Other advantages in addition to what was already stated, lower power draw: there's no platters to spin up, cooler operating temperatures: again no moving parts to generate all that heat, as a result, usually longer operating life before failure.

As for gaming, it will almost certainly improve your game performance. Most games rely on scratch disks or multiple retrieves from data files off the hard drive throughout the course of your game. Games are so large it really is impossible to load everything it needs into RAM. Games that are level based will obviously have much quicker loads when the level starts, but if you play seamless gaming world type games, having an SSD will cut down on the stuttering when going to new zones and the like.

Also, don't think of SSDs as the holy grail of gaming, yes they'll give you a performance boost, but only if you have the CPU, RAM, and Gfx to support it. Otherwise you're just putting a spoiler and rims on a Pinto.
August 4, 2009 5:39:20 AM

Would a intel core 2 quad 3.15, 8GB DDR2, 2GTX 275's with 9800GT PhsyX be good enough lol? Would it be good for FPS online games such as Call of Duty 4, Left 4 Dead, etc?
a b G Storage
August 4, 2009 7:11:15 AM

In most games, a SSD would be nearly useless for the main game (regardless of the above poster's statements). It will help significantly on the loading, but once in the game, there will be no difference. It will make windows snappier though. There are very few games that won't fit into 2-4GB of RAM, so once you have it loaded, it shouldn't be hitting the hard drive much unless you haven't got much RAM (and since you said you have 8GB, that shouldn't be a problem).
August 4, 2009 12:19:10 PM

cjl said:
In most games, a SSD would be nearly useless for the main game (regardless of the above poster's statements). It will help significantly on the loading, but once in the game, there will be no difference. It will make windows snappier though. There are very few games that won't fit into 2-4GB of RAM, so once you have it loaded, it shouldn't be hitting the hard drive much unless you haven't got much RAM (and since you said you have 8GB, that shouldn't be a problem).

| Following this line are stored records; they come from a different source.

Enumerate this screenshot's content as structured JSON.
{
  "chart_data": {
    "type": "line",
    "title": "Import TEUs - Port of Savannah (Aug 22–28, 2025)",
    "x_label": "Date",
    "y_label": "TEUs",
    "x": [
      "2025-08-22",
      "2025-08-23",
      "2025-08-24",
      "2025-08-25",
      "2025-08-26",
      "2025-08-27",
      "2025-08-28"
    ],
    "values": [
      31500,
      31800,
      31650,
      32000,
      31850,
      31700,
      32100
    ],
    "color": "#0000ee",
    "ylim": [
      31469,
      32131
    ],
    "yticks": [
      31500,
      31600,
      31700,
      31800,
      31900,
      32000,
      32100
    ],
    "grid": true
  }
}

Minimum FPS is very important for gaming. This obviously isn't one of the biggest advantages to a good SSD, but it shouldn't be discounted.



http://www.anandtech.com/storage/showdoc.aspx?i=3403&p=...
a c 127 G Storage
August 4, 2009 12:39:54 PM

As multi-GB games don't all fit in the system RAM; disk access may be necessary when accessing new content or entering another location, but also during the game.

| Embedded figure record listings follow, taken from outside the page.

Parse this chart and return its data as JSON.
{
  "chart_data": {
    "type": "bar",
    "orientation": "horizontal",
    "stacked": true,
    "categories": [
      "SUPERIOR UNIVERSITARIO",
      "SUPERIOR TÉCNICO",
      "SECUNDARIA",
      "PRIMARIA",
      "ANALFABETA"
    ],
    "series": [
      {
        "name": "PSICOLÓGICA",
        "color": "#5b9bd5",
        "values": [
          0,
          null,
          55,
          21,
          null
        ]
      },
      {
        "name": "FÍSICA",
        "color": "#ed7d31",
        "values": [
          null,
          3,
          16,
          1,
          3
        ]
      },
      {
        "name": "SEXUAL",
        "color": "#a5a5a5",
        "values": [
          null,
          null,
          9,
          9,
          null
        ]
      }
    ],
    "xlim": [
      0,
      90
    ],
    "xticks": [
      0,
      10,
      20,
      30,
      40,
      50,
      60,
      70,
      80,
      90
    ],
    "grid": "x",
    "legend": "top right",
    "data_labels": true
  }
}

Simple example: in World of Warcraft you open the inventory. At that moment i sometimes notice a small hickup because of disk I/O. It had to lookup one icon in a large data file. That's where the 'minimum FPS' difference comes from: small hickups.

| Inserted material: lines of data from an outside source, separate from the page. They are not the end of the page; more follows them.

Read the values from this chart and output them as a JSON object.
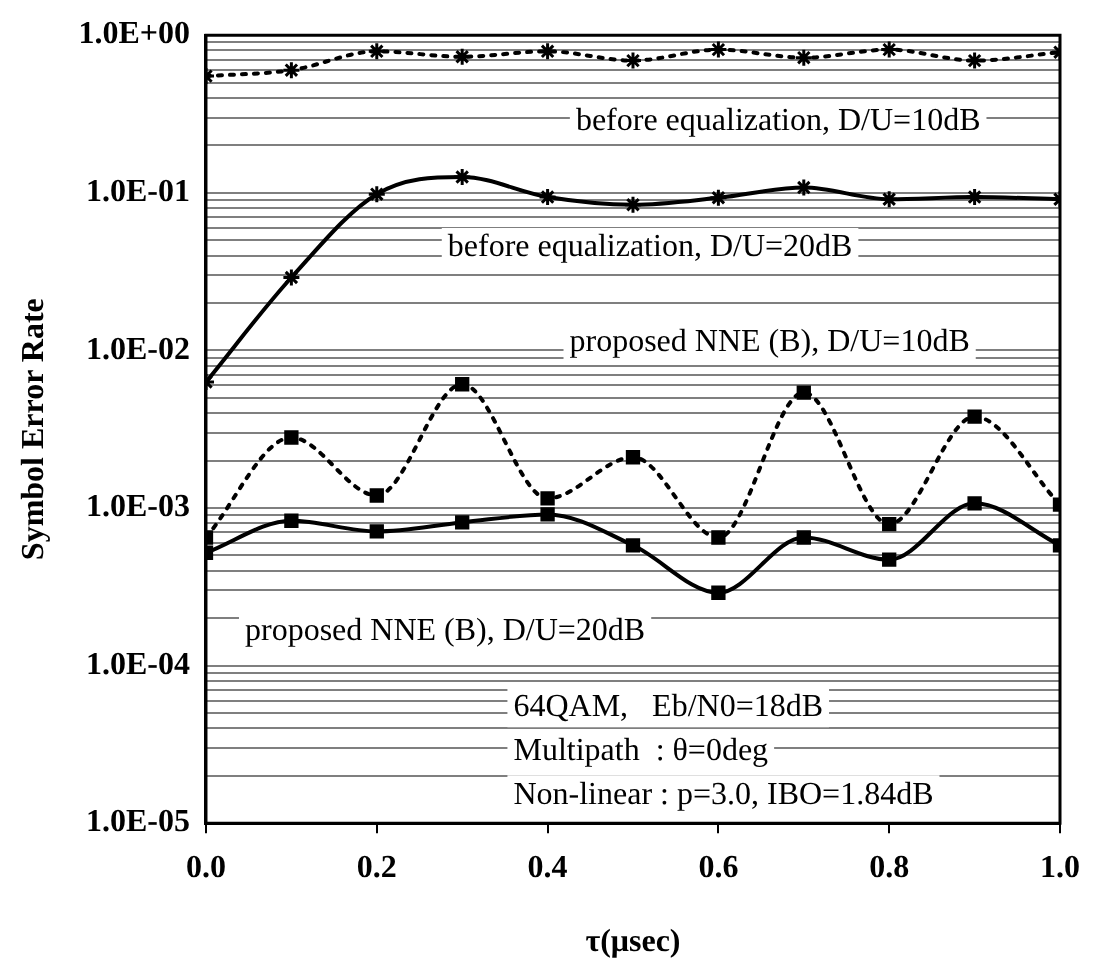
{
  "chart_data": {
    "type": "line",
    "xlabel": "τ(μsec)",
    "ylabel": "Symbol Error Rate",
    "log": "y",
    "grid": "y",
    "legend": false,
    "x": [
      0,
      0.1,
      0.2,
      0.3,
      0.4,
      0.5,
      0.6,
      0.7,
      0.8,
      0.9,
      1.0
    ],
    "xlim": [
      0,
      1
    ],
    "xticks": [
      {
        "value": 0,
        "label": "0.0"
      },
      {
        "value": 0.2,
        "label": "0.2"
      },
      {
        "value": 0.4,
        "label": "0.4"
      },
      {
        "value": 0.6,
        "label": "0.6"
      },
      {
        "value": 0.8,
        "label": "0.8"
      },
      {
        "value": 1,
        "label": "1.0"
      }
    ],
    "ylim": [
      1e-05,
      1
    ],
    "yticks": [
      {
        "value": 1e-05,
        "label": "1.0E-05"
      },
      {
        "value": 2e-05,
        "label": null
      },
      {
        "value": 3e-05,
        "label": null
      },
      {
        "value": 4e-05,
        "label": null
      },
      {
        "value": 5e-05,
        "label": null
      },
      {
        "value": 6e-05,
        "label": null
      },
      {
        "value": 7e-05,
        "label": null
      },
      {
        "value": 8e-05,
        "label": null
      },
      {
        "value": 9e-05,
        "label": null
      },
      {
        "value": 0.0001,
        "label": "1.0E-04"
      },
      {
        "value": 0.0002,
        "label": null
      },
      {
        "value": 0.0003,
        "label": null
      },
      {
        "value": 0.0004,
        "label": null
      },
      {
        "value": 0.0005,
        "label": null
      },
      {
        "value": 0.0006,
        "label": null
      },
      {
        "value": 0.0007,
        "label": null
      },
      {
        "value": 0.0008,
        "label": null
      },
      {
        "value": 0.0009,
        "label": null
      },
      {
        "value": 0.001,
        "label": "1.0E-03"
      },
      {
        "value": 0.002,
        "label": null
      },
      {
        "value": 0.003,
        "label": null
      },
      {
        "value": 0.004,
        "label": null
      },
      {
        "value": 0.005,
        "label": null
      },
      {
        "value": 0.006,
        "label": null
      },
      {
        "value": 0.007,
        "label": null
      },
      {
        "value": 0.008,
        "label": null
      },
      {
        "value": 0.009,
        "label": null
      },
      {
        "value": 0.01,
        "label": "1.0E-02"
      },
      {
        "value": 0.02,
        "label": null
      },
      {
        "value": 0.03,
        "label": null
      },
      {
        "value": 0.04,
        "label": null
      },
      {
        "value": 0.05,
        "label": null
      },
      {
        "value": 0.06,
        "label": null
      },
      {
        "value": 0.07,
        "label": null
      },
      {
        "value": 0.08,
        "label": null
      },
      {
        "value": 0.09,
        "label": null
      },
      {
        "value": 0.1,
        "label": "1.0E-01"
      },
      {
        "value": 0.2,
        "label": null
      },
      {
        "value": 0.3,
        "label": null
      },
      {
        "value": 0.4,
        "label": null
      },
      {
        "value": 0.5,
        "label": null
      },
      {
        "value": 0.6,
        "label": null
      },
      {
        "value": 0.7,
        "label": null
      },
      {
        "value": 0.8,
        "label": null
      },
      {
        "value": 0.9,
        "label": null
      },
      {
        "value": 1,
        "label": "1.0E+00"
      }
    ],
    "series": [
      {
        "name": "before equalization, D/U=10dB",
        "color": "#000000",
        "marker": "cross",
        "line_style": "dotted",
        "values": [
          0.55,
          0.6,
          0.79,
          0.73,
          0.79,
          0.69,
          0.81,
          0.72,
          0.81,
          0.69,
          0.78
        ]
      },
      {
        "name": "before equalization, D/U=20dB",
        "color": "#000000",
        "marker": "cross",
        "line_style": "solid",
        "values": [
          0.0063,
          0.029,
          0.098,
          0.126,
          0.094,
          0.084,
          0.093,
          0.108,
          0.091,
          0.094,
          0.091
        ]
      },
      {
        "name": "proposed NNE (B), D/U=10dB",
        "color": "#000000",
        "marker": "square",
        "line_style": "dotted",
        "values": [
          0.00065,
          0.0028,
          0.0012,
          0.0061,
          0.00115,
          0.0021,
          0.00065,
          0.0054,
          0.00079,
          0.0038,
          0.00105
        ]
      },
      {
        "name": "proposed NNE (B), D/U=20dB",
        "color": "#000000",
        "marker": "square",
        "line_style": "solid",
        "values": [
          0.00052,
          0.00083,
          0.00071,
          0.00081,
          0.00091,
          0.00058,
          0.00029,
          0.00065,
          0.00047,
          0.00107,
          0.00058
        ]
      }
    ],
    "annotations": [
      "64QAM,   Eb/N0=18dB",
      "Multipath  : θ=0deg",
      "Non-linear : p=3.0, IBO=1.84dB"
    ]
  }
}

Because normally, I/O performance would not affect FPS. But using an SSD may prevent hickups while playing. Personally i don't think this is a reason to buy an SSD.
August 4, 2009 2:10:07 PM

Even if you do have enough RAM to put the entire game, with all necessary resource databases expanded, sometimes the game will still try to access the HD or even use the virtual memory as a scratch disk for some operations regardless of having plenty of system RAM. Some games may just be hard coded that way. I did a little test to see what would happen by turning off virtual memory while playing a game the first time I built a system that had maxed out on RAM. It did not go well. The next time I build a high end system, I might test it out again.

Basically, as sub mesa rcpratt were also getting at, there will be a performance gain with an SSD since your games will always rely on your HD to some extent, and how fast you can send data to and from the HD will impact your game performance.